Background

Electricity network and markets were designed based on a long history of dealing with various forms of dispatchable generation, as well as a predictable electrical load pattern, in a centralized top-down manner. Little uncertainty was involved on both generation and demand side, hence allowing for a straightforward design of electricity markets accounting for the necessity of a forward optimal allocation, complemented by a real-time mechanism supporting actual power systems operations. Electricity demand was treated as inflexible while driving electricity generation. This conception of electricity markets is obviously challenged today, with increasing uncertainty on both the generation and demand side:
 
 
On the generation side, uncertainty is brought in by renewable energy production, their variability and limited predictability. Its substantial impact on market prices and power flows was underlined and quantified over the last few years

  •  On the demand side, electricity consumers are gradually turning into “proactive prosumers” thanks to local production units like solar panels, complemented by newdemand response capabilities related to advanced control strategies and non time-critical loads like heat pumps and electric vehicles.
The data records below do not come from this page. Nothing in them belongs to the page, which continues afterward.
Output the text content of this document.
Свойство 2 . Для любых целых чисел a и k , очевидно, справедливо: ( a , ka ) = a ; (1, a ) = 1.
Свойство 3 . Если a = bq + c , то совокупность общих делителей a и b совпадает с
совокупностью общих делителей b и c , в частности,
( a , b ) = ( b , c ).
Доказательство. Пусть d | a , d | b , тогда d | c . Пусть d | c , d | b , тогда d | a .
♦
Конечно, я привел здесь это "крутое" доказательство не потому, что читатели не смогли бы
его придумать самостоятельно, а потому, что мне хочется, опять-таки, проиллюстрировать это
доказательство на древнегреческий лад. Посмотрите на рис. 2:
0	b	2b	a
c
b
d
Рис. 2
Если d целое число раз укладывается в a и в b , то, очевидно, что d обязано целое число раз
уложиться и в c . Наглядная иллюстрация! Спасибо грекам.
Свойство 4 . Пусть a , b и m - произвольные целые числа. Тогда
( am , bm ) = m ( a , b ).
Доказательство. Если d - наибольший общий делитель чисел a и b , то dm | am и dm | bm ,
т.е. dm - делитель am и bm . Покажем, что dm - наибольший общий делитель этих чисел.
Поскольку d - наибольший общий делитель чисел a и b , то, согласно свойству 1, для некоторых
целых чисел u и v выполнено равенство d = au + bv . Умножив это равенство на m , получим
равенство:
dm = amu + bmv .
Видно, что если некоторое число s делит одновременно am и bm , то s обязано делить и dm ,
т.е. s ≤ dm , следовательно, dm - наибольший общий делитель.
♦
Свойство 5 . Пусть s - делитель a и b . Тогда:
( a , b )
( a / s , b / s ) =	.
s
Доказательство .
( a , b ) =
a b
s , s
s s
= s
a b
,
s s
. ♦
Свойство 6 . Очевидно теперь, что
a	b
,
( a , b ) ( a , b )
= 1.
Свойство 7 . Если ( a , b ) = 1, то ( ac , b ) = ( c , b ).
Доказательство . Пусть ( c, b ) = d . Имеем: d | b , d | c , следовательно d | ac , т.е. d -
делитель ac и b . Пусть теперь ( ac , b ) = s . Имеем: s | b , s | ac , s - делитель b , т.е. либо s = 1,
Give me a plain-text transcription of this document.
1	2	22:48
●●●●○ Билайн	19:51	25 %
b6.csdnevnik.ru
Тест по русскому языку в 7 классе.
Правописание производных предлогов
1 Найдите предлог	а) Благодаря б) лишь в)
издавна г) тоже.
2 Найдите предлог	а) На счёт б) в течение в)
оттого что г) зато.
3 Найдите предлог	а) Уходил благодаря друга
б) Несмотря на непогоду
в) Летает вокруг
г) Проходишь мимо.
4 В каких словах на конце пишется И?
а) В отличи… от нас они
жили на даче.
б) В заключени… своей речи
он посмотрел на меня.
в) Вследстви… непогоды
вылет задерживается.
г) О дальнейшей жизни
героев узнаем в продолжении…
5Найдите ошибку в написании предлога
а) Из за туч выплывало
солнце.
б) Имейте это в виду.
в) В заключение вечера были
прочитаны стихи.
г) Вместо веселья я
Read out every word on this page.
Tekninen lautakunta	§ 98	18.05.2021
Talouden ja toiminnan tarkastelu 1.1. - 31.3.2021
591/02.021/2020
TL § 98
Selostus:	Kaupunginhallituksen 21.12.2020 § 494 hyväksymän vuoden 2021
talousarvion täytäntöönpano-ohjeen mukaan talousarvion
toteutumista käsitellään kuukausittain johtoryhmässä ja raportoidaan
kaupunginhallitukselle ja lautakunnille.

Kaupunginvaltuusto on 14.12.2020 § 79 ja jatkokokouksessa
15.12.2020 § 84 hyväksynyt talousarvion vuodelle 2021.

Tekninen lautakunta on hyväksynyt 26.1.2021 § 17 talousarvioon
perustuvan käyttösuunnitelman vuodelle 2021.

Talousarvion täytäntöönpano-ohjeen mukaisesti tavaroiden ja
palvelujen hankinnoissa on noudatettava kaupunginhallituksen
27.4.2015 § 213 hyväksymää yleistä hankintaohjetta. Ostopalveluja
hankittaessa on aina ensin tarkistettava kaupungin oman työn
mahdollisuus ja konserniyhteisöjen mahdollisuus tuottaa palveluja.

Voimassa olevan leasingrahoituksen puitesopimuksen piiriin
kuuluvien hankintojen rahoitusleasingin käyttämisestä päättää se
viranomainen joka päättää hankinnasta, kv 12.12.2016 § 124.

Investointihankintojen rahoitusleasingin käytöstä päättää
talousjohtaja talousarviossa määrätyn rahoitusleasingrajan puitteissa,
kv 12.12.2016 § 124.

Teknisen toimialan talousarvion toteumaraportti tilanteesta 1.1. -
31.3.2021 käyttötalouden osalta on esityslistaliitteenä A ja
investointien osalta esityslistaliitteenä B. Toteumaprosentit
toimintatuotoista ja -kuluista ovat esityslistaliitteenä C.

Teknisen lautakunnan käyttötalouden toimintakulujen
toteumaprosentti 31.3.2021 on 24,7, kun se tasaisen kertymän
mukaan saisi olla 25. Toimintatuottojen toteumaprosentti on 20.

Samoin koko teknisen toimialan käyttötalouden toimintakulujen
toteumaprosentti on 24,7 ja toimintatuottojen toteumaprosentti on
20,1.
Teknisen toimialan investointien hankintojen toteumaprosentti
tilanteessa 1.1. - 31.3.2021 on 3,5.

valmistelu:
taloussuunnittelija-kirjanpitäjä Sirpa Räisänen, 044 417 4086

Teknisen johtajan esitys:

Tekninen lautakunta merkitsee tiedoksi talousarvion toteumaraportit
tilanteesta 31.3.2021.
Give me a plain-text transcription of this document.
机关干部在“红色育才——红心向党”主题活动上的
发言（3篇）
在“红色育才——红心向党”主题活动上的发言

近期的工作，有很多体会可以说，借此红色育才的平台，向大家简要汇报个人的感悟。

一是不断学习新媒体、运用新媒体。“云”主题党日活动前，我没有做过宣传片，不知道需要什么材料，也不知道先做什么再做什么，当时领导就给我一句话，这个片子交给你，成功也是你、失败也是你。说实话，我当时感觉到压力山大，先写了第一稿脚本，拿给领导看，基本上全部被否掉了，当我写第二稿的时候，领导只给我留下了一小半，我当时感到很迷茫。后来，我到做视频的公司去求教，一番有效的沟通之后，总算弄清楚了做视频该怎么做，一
  •  Status quo is not an option! - and aiming to stick to a totally centralized market mechanism with support from increasing transmission capacity (to maintain the fiction of a copper plate) may only lead to substantial hidden costs for society. There is a consensus on the fact that electricity markets ought to change substantially in the short to medium term, in a more or less smooth manner depending upon the upgrading of existing expertise and modifications to be performed in terms of regulatory framework.